Nella seconda sala viene proposta un opera molto recente  di grande forza intitolata “Oltre il sacro”. Questa installazione, in plexiglas specchiato e led, è stata scelta da una giuria internazionale come protagonista della venticinquesima edizione della rassegna “Kunstraum Kirche”, che ogni anno promuove il dialogo fra tradizione e modernità nello spazio sacro del Duomo di Innsbruck, attraverso l’installazione di opere d’arte contemporanea durante la Quaresima.

Quanto ad Annamaria Gelmi “è un’artista – spiegano ancora gli organizzatori – che ha saputo sempre rinnovarsi grazie ad un’innata propensione per la sperimentazione con diversi materiali pur rimanendo fedele a una solida matrice di fondo che permette di riconoscere continuità e coerenza all’interno di un così ampio ventaglio di scelte espressive adottate. Oltre quarant’anni di attività le hanno consentito di raggiungere un equilibrio tra la sua parte razionale, rigorosa e di carattere fortemente progettuale, e la sua vena più romantica e sensibile, derivante da un profondo lavoro di ricerca metafisico e trascendentale, nel segno di un costante dialogo con l’architettura”.

Artista internazionale, originaria di Trento, la Gelmi si è formata nelle accademie di Milano e di Venezia degli anni sessanta. Sin dai suoi inizi artistici, caratterizzati da un impegno civile e da un’adesione alle ideologie femministe, ha cercato di elaborare l’espressione di un nuovo sentimento vitale, di una nuova idea dell’essere, determinata a comunicare al mondo il proprio pensiero. Nelle varie fasi della sua ricerca espressiva s’intrecciano personaggi e contesti suggestivi che hanno caratterizzato il panorama nazionale e internazionale dell’arte, a partire dagli anni delle grandi contestazioni giovanili.

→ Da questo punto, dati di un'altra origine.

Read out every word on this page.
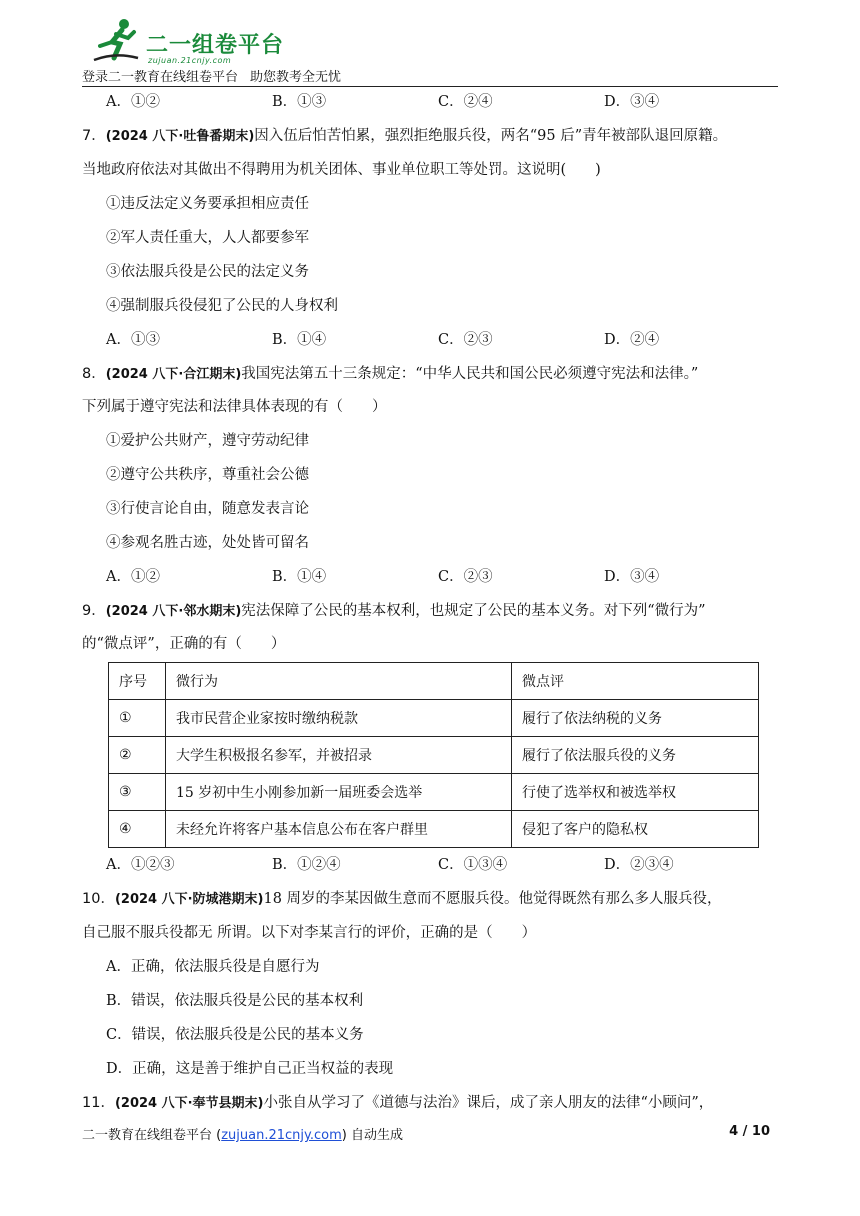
二一组卷平台
zujuan.21cnjy.com
登录二一教育在线组卷平台 助您教考全无忧
A．①②	B．①③	C．②④	D．③④
7．(2024 八下·吐鲁番期末)因入伍后怕苦怕累，强烈拒绝服兵役，两名“95 后”青年被部队退回原籍。
当地政府依法对其做出不得聘用为机关团体、事业单位职工等处罚。这说明(　　)
①违反法定义务要承担相应责任
②军人责任重大，人人都要参军
③依法服兵役是公民的法定义务
④强制服兵役侵犯了公民的人身权利
A．①③	B．①④	C．②③	D．②④
8．(2024 八下·合江期末)我国宪法第五十三条规定：“中华人民共和国公民必须遵守宪法和法律。”
下列属于遵守宪法和法律具体表现的有（　　）
①爱护公共财产，遵守劳动纪律
②遵守公共秩序，尊重社会公德
③行使言论自由，随意发表言论
④参观名胜古迹，处处皆可留名
A．①②	B．①④	C．②③	D．③④
9．(2024 八下·邻水期末)宪法保障了公民的基本权利，也规定了公民的基本义务。对下列“微行为”
的“微点评”，正确的有（　　）
序号	微行为	微点评
①	我市民营企业家按时缴纳税款	履行了依法纳税的义务
②	大学生积极报名参军，并被招录	履行了依法服兵役的义务
③	15 岁初中生小刚参加新一届班委会选举	行使了选举权和被选举权
④	未经允许将客户基本信息公布在客户群里	侵犯了客户的隐私权
A．①②③	B．①②④	C．①③④	D．②③④
10．(2024 八下·防城港期末)18 周岁的李某因做生意而不愿服兵役。他觉得既然有那么多人服兵役，
自己服不服兵役都无 所谓。以下对李某言行的评价，正确的是（　　）
A．正确，依法服兵役是自愿行为
B．错误，依法服兵役是公民的基本权利
C．错误，依法服兵役是公民的基本义务
D．正确，这是善于维护自己正当权益的表现
11．(2024 八下·奉节县期末)小张自从学习了《道德与法治》课后，成了亲人朋友的法律“小顾问”，
二一教育在线组卷平台 (zujuan.21cnjy.com) 自动生成	4 / 10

Di grande significato le mostre personali del 1974 a Roma presso lo Studio d’arte moderna Sm13, dove la Gelmi entra in contatto con artisti del calibro di Carla Accardi, madrina dell’astrattismo italiano, e quella di Milano organizzata dallo Studio D’Ars, con la presentazione del teorico e critico Umbro Apollonio. L’anno successivo, il 1975, vede invece la partecipazione dell’artista alla mostra internazionale “Luce e Materia. Il Metacrilato nell’arte” curata da Giulio Carlo Argan.